In 1951, the year Ben Katchor was born, Alfred Kazin published A Walker in the City. Looking back two generations, to the far-off Brooklyn of his childhood, he remembered the language and the tastes of an immigrant society that was already part of the past. Food gave Kazin’s personal history texture and flavor: the peddlers crying out “Arbes! Arbes!” as they hawked their chickpeas, the candy stores full of gumdrops, polly seeds, and chocolate-covered cherries. Indigestion as the key to a culture: “In the swelling and thickening of a boy’s body was the poor family’s earliest success.” The sweep of great bridges, the grime of tenement stairs, the rattle of elevated trains provided a setting that Mr. Knipl would recognize at once.

Something of what Kazin described in the taut modernist prose of his generation, the visionary language of urban life experienced by wanderers caught between past and future as fragments of sight, smell, and sound, Katchor has evoked in the graphic novels that are emblems of his generation. In recent years, these have proved to be among the most vivid and effective records of, and glosses on, modern life—even in its most terrible moments. No genre seems more appropriate to the modern exemplary city. The newest—and certainly not the last—poet of New York in metamorphosis, Katchor searches for what has been lost and listens with endless alertness for the signs that not everything is lost.

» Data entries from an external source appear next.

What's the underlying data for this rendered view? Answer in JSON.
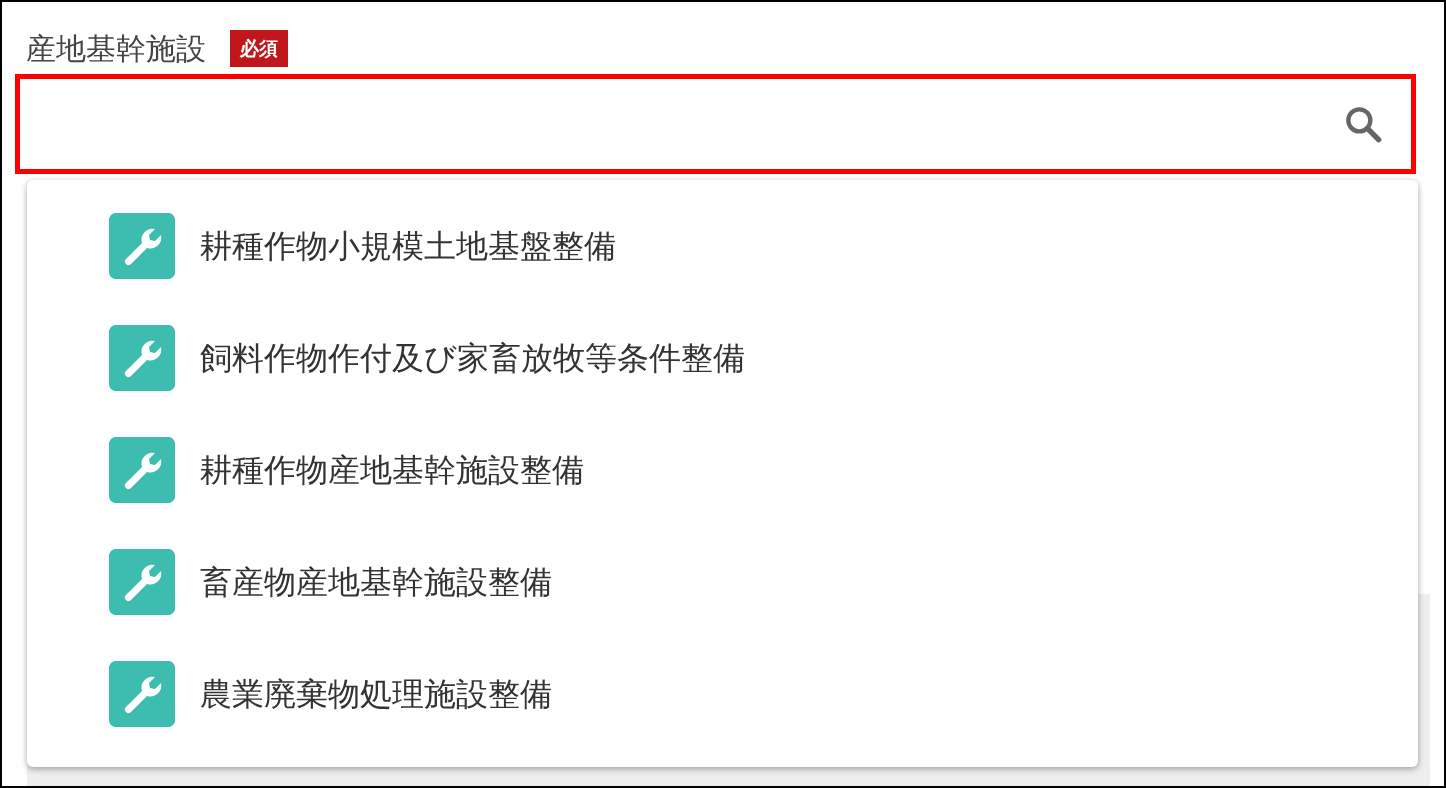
{
  "field": {
    "label": "産地基幹施設",
    "required_badge": "必須"
  },
  "suggestions": [
    {
      "label": "耕種作物小規模土地基盤整備"
    },
    {
      "label": "飼料作物作付及び家畜放牧等条件整備"
    },
    {
      "label": "耕種作物産地基幹施設整備"
    },
    {
      "label": "畜産物産地基幹施設整備"
    },
    {
      "label": "農業廃棄物処理施設整備"
    }
  ]
}
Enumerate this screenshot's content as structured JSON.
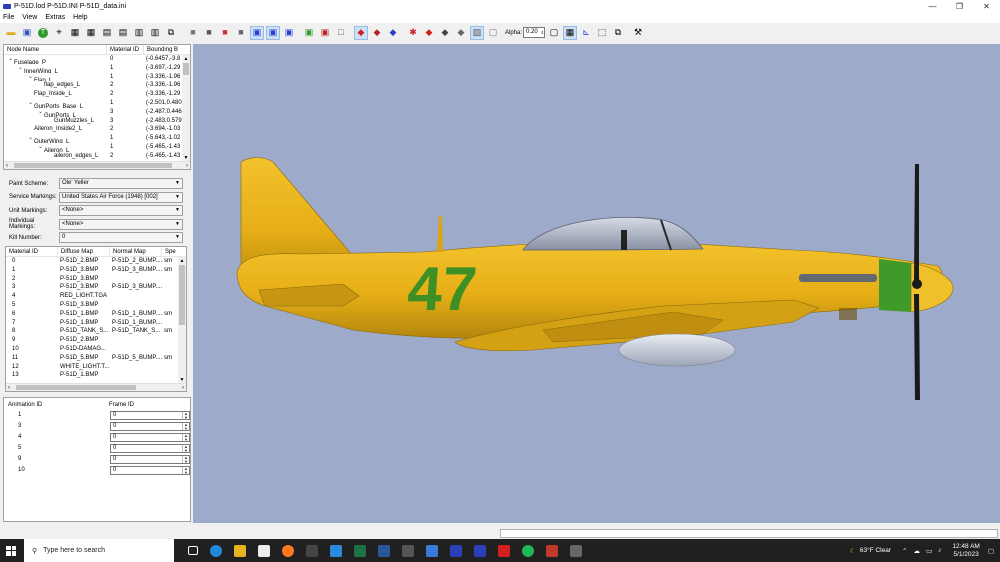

Ben Katchor always knew that history did not stop, even for New Yorkers in the city’s postindustrial age of fool’s gold. In these bad days—especially in these bad days—his vision of New York’s forms, spaces, lights, and shadows offers something vital—a sense of the city’s humanity, as easily lost in boom times as in disaster. Somewhere, Mr. Knipl, once a dance instructor and still a fast walker, strides southward through the city, mumbling to himself about his latest assignment, noting the little businesses in lofts he passes along the way. He examines closed buildings and watches the construction workers clearing rubble. Close to Ground Zero, he sets up his tripod, waits for the sun to reach the right point, and captures, unforgettably, the terrible simplicities that face us now and the complex old energies that they cannot destroy.